TOTTENHAM - And then there were four.
The win was scrappy, fingernails were gnawed to the bone and nerves frayed just as fast as their formation, but Arsenal held on for perhaps their most pivotal Premier League victory.
The title race is going down to the wire.
The three points won at White Hart Lane on Monday morning (Singapore time) were as precious as they were plucky.
Four teams are still contending for the crown. This is Game of Thrones with boots instead of blades.
Arsenal are still alive, just as Tottenham's Champions League hopes appear to be flat-lining.
Even Tim Sherwood's incessant fistpumping might not be enough to find a pulse and a passion for the top-four challenge now.
Arsene Wenger has tasted north Lon- don derby victories in the past, but few as sweet as this.
He sent out a patched-up squad to pick off their oldest enemies and they prevailed. Just.
It wasn't always pretty. At times, it was uglier than Cinderella's sisters but they'll be no complaints from Wenger.
Arsenal could still go to the championship ball in a fairy-tale ending.
Certainly, their passage to victory was earned by a moment of magic that belonged in a Disney classic.
By the 72nd second, the Gunners were ahead through a strike that appeared to defy the eye and make a mockery of gravity.

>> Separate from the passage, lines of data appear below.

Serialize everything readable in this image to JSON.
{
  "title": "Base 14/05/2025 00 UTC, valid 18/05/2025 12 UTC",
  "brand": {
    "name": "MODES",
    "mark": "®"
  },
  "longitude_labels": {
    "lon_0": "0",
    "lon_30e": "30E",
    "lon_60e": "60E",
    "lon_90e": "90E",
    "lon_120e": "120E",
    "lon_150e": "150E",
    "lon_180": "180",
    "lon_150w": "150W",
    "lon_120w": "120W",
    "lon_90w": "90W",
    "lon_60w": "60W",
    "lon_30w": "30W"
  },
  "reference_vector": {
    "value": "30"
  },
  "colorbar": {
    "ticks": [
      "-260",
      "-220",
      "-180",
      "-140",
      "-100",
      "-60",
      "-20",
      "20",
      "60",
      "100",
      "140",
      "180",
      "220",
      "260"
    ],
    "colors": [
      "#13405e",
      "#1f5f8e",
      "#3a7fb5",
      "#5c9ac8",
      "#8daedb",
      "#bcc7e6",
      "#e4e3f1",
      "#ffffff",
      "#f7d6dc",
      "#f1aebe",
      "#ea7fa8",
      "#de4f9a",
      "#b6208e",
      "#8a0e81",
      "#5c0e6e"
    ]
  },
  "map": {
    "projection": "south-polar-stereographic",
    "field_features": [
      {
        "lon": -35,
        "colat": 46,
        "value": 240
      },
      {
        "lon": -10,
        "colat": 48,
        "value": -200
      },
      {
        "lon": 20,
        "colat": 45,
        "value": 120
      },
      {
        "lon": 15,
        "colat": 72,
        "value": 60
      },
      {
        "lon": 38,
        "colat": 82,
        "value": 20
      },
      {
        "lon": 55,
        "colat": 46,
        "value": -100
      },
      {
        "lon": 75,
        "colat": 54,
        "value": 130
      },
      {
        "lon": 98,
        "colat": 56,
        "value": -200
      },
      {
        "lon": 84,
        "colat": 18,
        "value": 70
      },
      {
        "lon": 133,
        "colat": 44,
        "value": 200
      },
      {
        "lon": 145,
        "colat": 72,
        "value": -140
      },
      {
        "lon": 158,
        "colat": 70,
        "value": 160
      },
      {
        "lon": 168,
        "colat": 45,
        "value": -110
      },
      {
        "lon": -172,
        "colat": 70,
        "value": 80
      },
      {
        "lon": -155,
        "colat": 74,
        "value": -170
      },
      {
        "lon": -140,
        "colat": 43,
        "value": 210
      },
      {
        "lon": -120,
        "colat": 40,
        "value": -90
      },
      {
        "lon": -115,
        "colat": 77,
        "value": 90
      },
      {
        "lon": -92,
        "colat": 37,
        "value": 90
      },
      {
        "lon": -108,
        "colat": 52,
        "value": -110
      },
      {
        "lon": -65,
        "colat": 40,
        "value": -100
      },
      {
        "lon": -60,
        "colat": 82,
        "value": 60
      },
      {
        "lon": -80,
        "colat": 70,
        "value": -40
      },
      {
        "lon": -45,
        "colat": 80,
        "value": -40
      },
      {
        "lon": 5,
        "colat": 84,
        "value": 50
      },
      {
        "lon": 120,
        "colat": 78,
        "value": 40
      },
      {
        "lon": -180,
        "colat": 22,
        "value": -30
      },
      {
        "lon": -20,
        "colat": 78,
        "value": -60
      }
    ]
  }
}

After a neat one-two with Alex Oxlade- Chamberlain, Tomas Rosicky ran onto the return pass, galloping into the box from the right flank.
His effort mimicked a rocket launcher, his first-time angled, swerving drive arrowed past Hugo Lloris, threatening to drill its way through the top corner of the net.
The Czech playmaker's timing was exquisite; the technique flawless. Such a finish is usually fashioned only on a PlayStation controller.
Arsenal have never scored a faster goal against Tottenham in the Premier League. Rosicky will never score a better one. When Oxlade-Chamberlain broke from his own penalty box and pulled clear off Tottenham's midfield and defence like a thoroughbred gliding past three-legged donkeys, the home side were in danger of unravelling within 15 minutes.
But Oxlade-Chamberlain lost his cool and squandered the chance. In the dugout, Sherwood lost his cool and screwed up his jacket, throwing it at the bench.
The item of clothing is known as a gilet, a sleeveless waistcoat, which is ironic because the Spurs boss defines the "rolling the sleeves up" cliche of a British manager.